SANTA CRUZ DE TENERIFE, 5 Apr. (EUROPE PRESS) –
The President of the Government of the Canary Islands, Ángel Víctor Torres, has confessed this Tuesday that they are “more relieved” in the Executive after the last European Council in which the ‘energy island’ was approved for Spain and Portugal because the price of electricity by decoupling the price of gas.
In response to a question from the Socialist Group, he pointed out that Spain “was playing a match point” at the European summit and “everyone recognizes” the value of the agreement that shows that the Iberian Peninsula has a “differentiated reality” from the rest of the continent since gas only represents 15% of electricity generation.

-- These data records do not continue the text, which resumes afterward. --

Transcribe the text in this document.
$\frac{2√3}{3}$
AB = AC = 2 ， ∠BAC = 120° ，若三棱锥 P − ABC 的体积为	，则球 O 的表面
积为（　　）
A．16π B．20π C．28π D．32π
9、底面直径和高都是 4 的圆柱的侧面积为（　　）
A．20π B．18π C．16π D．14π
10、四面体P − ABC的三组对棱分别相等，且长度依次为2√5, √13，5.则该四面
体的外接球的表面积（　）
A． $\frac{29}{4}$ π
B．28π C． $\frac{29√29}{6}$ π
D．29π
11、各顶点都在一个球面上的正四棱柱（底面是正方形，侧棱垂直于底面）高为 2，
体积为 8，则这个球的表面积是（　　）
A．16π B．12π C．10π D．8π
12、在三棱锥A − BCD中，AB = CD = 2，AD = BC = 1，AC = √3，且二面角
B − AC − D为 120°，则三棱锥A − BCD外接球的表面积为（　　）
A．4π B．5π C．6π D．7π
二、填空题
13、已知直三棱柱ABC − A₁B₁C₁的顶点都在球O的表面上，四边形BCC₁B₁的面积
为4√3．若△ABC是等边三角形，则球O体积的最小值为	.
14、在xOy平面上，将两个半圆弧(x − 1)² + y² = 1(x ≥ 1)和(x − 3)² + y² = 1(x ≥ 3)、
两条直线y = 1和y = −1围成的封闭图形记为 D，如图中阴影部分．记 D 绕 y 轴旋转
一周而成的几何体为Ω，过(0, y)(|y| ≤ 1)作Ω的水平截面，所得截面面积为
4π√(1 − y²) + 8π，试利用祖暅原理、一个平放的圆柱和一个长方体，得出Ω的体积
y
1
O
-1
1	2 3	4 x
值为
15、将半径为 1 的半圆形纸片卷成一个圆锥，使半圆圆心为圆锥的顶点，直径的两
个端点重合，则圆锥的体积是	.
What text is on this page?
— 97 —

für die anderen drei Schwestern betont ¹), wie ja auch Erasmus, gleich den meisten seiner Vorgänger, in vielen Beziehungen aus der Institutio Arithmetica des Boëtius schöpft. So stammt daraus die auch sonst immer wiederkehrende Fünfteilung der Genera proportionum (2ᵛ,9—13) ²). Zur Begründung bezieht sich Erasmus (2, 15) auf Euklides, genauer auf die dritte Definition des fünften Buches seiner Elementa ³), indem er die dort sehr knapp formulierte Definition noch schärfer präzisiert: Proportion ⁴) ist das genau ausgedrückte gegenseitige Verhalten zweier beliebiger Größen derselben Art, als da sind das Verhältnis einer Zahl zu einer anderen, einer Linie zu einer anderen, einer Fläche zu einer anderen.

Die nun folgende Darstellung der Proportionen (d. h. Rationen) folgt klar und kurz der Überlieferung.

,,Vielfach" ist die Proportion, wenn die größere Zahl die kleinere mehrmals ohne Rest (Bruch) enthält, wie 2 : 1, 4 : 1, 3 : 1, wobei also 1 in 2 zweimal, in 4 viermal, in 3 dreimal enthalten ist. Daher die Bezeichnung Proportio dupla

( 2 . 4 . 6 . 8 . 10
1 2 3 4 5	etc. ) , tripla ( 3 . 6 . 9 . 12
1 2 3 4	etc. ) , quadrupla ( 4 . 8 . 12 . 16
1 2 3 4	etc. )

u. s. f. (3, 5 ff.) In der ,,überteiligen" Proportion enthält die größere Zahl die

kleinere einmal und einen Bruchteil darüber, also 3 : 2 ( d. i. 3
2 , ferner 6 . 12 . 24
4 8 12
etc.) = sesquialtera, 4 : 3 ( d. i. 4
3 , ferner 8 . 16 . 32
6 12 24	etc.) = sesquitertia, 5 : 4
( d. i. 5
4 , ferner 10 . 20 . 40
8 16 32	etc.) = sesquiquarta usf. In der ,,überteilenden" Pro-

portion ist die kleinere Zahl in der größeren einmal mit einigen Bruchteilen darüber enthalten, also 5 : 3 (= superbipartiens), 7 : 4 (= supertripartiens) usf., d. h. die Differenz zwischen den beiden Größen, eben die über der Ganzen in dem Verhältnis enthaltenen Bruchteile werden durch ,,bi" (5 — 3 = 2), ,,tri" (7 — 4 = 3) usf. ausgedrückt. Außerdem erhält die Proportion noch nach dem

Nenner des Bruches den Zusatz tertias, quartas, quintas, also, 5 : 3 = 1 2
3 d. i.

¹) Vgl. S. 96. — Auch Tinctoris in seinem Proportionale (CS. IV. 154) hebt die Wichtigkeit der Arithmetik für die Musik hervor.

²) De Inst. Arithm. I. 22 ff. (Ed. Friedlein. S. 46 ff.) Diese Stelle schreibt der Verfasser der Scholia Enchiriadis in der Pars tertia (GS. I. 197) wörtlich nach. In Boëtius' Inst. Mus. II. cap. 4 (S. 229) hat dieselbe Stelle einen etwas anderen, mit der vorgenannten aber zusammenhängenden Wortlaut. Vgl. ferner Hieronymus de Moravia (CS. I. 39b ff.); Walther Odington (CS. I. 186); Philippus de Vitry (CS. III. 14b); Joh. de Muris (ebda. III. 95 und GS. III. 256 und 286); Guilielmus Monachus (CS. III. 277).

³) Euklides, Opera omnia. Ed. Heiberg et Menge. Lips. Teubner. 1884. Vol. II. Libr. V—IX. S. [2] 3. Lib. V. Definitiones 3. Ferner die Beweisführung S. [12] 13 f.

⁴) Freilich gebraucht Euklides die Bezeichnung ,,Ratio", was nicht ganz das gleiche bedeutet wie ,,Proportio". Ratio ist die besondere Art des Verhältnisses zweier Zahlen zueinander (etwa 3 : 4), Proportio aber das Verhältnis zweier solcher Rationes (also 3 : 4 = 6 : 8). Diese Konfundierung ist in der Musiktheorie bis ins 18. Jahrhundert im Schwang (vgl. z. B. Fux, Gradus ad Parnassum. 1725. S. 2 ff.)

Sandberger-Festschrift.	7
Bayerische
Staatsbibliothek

He has said that if the cap of 30 euros per megawatt hour is accepted, the price of electricity will drop and “it will be extremely important” for the family economy and the socioeconomic structure.
The president explained that it was also “complicated” to make debt and fiscal rules more flexible, something that the Netherlands is now requesting, which was the country most critical of the Spanish position.
Nira Fierro, president of the Socialist Group, commented that a year ago “it was shown” that “joint responses” to the crisis derived from the pandemic were necessary and that is why the reconstruction fund went ahead, regretting that while President Pedro Sánchez ” fought” in the negotiations “there were those who went to Brussels to torpedo, but the patriotic right of always lost”.
Now, he pointed out, “the energy system has once again become involved” and there will be an “Iberian exception” to fix the costs of electricity, which shows that the country advances “when there is strong leadership and solid arguments”.